The helix-loop-helix protein Id-1 and a retinoblastoma protein binding mutant of SV40 T antigen synergize to reactivate DNA synthesis in senescent human fibroblasts.

Normal somatic cells of higher organisms do not divide indefinitely. After a finite number of divisions, normal cells irreversibly cease proliferation by a process termed replicative or cellular senescence. Replicative senescence is controlled by multiple, dominant-acting genes about which very little is known. The only genes known to reactivate DNA synthesis in senescent cells are viral oncogenes encoding proteins that bind and inactivate the p53 and retinoblastoma (pRb) tumor suppressor proteins. SV40 T antigen is the best studied of these viral oncoproteins.

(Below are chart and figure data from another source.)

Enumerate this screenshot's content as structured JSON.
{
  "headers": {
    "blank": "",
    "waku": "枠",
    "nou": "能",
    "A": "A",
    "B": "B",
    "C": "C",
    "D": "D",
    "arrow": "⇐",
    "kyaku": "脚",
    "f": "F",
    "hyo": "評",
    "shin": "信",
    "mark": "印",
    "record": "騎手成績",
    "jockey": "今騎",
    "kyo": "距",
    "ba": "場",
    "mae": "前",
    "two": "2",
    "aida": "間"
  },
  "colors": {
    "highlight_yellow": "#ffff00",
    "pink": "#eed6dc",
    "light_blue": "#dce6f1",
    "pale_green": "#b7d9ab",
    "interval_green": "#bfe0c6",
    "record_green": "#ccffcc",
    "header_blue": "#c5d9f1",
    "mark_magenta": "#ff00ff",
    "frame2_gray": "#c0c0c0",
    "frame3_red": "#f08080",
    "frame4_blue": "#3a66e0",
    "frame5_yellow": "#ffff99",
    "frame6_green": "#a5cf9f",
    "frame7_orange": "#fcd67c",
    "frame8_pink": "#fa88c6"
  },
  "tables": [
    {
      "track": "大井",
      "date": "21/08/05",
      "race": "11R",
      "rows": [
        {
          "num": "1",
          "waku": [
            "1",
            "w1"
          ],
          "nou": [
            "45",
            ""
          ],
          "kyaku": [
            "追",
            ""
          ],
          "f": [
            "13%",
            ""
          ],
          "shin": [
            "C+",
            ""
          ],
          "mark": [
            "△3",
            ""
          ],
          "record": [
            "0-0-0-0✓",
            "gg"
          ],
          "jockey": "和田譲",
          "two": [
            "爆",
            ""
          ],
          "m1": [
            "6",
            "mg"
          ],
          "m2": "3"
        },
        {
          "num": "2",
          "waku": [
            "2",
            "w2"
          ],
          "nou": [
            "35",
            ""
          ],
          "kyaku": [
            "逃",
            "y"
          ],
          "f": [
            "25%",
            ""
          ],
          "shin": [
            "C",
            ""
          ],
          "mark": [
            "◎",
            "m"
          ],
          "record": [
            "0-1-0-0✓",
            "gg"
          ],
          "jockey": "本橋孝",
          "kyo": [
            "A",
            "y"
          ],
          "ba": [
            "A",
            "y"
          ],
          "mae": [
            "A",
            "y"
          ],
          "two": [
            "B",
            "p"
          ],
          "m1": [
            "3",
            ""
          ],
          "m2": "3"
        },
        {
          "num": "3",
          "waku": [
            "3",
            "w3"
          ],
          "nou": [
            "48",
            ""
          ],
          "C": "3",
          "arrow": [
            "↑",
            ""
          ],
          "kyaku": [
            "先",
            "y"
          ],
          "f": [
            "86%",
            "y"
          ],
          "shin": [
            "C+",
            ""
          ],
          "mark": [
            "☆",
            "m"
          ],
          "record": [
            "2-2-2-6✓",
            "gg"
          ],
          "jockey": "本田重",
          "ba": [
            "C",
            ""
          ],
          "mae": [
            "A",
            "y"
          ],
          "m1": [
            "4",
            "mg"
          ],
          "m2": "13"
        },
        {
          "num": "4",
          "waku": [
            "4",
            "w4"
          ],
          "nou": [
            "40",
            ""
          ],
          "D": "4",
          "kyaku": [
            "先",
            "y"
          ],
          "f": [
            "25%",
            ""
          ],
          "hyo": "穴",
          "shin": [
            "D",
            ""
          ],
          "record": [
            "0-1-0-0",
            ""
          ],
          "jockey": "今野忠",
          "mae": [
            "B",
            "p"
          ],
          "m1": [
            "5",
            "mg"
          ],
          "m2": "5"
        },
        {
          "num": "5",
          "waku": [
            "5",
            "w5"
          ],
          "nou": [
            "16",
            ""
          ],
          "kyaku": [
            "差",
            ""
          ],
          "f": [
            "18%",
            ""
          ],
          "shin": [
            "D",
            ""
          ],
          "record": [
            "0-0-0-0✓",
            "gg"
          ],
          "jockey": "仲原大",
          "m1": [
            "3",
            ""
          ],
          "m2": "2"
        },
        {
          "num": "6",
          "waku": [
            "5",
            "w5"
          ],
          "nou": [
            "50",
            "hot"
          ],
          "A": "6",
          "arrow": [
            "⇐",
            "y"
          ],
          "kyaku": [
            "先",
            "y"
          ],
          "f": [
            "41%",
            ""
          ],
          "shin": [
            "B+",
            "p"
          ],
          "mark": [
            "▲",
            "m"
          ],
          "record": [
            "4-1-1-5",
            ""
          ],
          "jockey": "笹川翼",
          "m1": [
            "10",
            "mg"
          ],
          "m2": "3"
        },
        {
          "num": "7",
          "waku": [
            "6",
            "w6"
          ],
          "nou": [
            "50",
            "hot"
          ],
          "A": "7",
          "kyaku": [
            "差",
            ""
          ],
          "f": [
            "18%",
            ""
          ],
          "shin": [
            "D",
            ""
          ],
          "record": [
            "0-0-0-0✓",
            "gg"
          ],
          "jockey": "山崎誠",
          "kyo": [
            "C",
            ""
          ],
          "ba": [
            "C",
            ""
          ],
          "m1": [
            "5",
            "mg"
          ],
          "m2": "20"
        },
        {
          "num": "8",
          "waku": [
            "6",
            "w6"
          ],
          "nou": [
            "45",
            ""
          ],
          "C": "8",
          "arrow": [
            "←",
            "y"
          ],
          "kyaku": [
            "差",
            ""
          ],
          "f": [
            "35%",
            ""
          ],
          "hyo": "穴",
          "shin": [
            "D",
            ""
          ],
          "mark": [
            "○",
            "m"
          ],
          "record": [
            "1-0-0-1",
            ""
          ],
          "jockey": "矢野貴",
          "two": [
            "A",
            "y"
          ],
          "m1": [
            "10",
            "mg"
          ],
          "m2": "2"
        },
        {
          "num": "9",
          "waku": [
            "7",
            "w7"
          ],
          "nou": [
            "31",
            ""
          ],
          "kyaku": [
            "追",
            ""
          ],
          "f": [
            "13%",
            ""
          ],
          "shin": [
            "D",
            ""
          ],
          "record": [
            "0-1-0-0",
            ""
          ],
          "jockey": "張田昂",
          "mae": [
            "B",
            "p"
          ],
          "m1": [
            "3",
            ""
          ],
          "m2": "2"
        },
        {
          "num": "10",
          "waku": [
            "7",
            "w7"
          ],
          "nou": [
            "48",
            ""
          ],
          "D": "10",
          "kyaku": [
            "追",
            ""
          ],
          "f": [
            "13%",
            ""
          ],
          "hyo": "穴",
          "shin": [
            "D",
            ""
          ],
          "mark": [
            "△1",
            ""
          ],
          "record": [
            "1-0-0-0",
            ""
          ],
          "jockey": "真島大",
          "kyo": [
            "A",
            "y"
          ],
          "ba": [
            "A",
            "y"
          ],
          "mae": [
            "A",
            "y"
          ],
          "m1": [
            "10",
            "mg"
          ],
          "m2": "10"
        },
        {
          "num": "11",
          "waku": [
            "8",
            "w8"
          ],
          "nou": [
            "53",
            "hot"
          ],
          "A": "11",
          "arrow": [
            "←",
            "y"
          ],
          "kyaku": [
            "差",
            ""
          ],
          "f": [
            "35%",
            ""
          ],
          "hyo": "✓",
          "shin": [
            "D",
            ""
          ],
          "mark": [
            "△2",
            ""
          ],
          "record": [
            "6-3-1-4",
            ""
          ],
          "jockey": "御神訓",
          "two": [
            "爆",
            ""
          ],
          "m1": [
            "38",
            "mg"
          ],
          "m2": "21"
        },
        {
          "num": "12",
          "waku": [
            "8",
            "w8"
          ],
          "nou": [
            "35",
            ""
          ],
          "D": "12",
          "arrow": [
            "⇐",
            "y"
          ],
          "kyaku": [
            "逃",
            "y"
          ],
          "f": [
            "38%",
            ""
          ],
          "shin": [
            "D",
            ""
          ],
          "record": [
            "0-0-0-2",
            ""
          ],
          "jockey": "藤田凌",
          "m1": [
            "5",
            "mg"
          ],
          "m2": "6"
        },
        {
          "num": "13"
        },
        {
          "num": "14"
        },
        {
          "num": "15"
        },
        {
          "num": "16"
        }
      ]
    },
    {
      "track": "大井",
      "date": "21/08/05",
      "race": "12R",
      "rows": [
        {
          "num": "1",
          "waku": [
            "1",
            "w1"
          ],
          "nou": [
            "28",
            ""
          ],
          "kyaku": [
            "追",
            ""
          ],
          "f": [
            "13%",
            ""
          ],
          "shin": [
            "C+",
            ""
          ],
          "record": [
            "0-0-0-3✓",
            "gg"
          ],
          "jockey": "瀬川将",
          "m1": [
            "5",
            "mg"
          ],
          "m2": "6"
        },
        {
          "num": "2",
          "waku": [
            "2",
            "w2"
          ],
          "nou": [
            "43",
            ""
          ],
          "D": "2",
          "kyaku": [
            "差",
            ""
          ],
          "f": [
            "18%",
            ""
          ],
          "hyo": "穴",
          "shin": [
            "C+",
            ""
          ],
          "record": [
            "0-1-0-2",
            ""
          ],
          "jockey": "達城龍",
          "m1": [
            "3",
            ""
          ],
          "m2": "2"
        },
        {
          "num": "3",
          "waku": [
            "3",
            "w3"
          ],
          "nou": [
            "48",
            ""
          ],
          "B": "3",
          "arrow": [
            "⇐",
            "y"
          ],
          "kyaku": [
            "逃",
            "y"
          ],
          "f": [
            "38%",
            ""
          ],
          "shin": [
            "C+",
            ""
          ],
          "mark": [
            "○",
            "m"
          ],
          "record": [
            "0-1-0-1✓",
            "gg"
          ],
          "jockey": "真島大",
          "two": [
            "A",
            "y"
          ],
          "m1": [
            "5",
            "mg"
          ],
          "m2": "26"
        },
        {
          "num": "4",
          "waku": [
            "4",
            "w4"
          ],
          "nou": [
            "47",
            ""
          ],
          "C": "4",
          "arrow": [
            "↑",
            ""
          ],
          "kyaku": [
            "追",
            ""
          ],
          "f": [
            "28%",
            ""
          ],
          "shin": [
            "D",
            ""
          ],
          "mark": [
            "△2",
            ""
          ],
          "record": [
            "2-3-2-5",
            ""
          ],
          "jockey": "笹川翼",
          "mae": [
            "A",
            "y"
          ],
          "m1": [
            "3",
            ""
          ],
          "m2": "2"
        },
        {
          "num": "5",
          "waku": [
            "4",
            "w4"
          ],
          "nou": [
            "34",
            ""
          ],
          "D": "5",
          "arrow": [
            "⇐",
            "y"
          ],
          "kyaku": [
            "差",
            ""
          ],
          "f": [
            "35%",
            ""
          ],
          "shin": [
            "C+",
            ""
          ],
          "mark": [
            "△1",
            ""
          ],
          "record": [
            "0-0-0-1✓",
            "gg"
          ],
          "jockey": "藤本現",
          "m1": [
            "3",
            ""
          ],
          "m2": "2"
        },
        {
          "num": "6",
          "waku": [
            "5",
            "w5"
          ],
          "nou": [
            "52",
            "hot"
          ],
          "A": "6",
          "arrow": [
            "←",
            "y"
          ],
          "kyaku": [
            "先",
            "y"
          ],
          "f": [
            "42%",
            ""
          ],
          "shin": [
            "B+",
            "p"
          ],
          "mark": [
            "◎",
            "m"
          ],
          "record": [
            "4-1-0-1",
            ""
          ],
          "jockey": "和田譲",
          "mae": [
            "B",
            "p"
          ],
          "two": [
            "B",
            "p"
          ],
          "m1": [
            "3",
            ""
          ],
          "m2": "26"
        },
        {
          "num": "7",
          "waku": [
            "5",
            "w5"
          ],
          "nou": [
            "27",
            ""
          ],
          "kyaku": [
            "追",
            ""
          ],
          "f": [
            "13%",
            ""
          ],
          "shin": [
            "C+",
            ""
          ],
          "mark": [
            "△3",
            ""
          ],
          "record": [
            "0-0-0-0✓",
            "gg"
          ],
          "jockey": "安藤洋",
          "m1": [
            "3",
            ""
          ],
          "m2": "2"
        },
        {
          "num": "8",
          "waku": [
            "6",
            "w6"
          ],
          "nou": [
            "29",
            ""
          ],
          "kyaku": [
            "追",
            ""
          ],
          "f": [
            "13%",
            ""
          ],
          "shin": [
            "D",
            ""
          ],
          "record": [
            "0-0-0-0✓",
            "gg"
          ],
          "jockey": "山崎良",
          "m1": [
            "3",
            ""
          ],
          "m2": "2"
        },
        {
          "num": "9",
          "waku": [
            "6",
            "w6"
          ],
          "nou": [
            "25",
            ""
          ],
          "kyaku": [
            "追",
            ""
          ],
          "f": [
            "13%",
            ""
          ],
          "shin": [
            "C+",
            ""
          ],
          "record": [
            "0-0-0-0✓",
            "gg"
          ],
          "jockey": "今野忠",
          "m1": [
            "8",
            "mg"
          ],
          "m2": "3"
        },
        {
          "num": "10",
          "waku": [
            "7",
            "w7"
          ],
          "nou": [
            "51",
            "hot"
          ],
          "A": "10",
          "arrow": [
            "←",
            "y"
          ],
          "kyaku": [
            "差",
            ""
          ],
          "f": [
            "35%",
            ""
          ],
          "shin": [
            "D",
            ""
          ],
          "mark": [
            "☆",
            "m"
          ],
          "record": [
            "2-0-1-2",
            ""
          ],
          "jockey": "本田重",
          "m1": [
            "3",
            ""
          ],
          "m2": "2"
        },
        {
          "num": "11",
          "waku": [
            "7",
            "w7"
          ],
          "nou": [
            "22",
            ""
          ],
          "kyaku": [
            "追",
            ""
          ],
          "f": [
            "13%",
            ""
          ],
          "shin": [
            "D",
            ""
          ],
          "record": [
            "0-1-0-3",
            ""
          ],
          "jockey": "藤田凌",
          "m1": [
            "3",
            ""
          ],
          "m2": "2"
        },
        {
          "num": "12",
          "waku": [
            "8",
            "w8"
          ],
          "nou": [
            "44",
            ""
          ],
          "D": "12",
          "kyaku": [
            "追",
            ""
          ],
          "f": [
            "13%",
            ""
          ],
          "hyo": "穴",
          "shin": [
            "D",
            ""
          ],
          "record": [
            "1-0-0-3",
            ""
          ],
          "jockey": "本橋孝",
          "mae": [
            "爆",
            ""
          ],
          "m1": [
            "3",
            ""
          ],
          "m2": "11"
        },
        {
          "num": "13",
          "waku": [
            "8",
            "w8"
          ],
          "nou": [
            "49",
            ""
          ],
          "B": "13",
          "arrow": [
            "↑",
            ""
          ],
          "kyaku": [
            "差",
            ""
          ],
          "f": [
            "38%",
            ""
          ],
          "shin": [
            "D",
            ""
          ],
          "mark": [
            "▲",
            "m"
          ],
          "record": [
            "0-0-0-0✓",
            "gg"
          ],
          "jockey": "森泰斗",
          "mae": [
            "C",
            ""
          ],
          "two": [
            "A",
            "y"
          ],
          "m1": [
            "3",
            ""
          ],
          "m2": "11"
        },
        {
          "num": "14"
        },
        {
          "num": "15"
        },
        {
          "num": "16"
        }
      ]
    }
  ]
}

T[K1] is a T antigen point mutant that selectively is defective in binding pRb and the pRb-related proteins p107 and p130. We show that T[K1] stimulated quiescent human fibroblasts to synthesize DNA nearly as well as wild-type T but was incapable of stimulating senescent cells. We tested several growth regulatory genes that are repressed in senescent cells for ability to restore activity to T[K1]. These included c-fos, c-jun, Id-1, Id-2, E2F-1, and cdc2. Only the helix-loop-helix (HLH) protein, Id-1, restored the ability of T[K1] to reactivate DNA synthesis in senescent cells. This activity of Id-1 was not shared by Id-2, a related protein, and depended on an intact HLH domain. It did not appear that Id-1 interacted directly with pRb or p107. Constitutive Id-1 expression failed to rescue proliferating cells from growth inhibition by pRb, p107, or p130, and failed to interact with pRb in the yeast two hybrid system. Because Id proteins negatively regulate basic-HLH (bHLH) transcription factors, we suggest that senescent cells express one or more bHLH factor that cooperates with pRb, or pRb-related proteins, to suppress proliferation.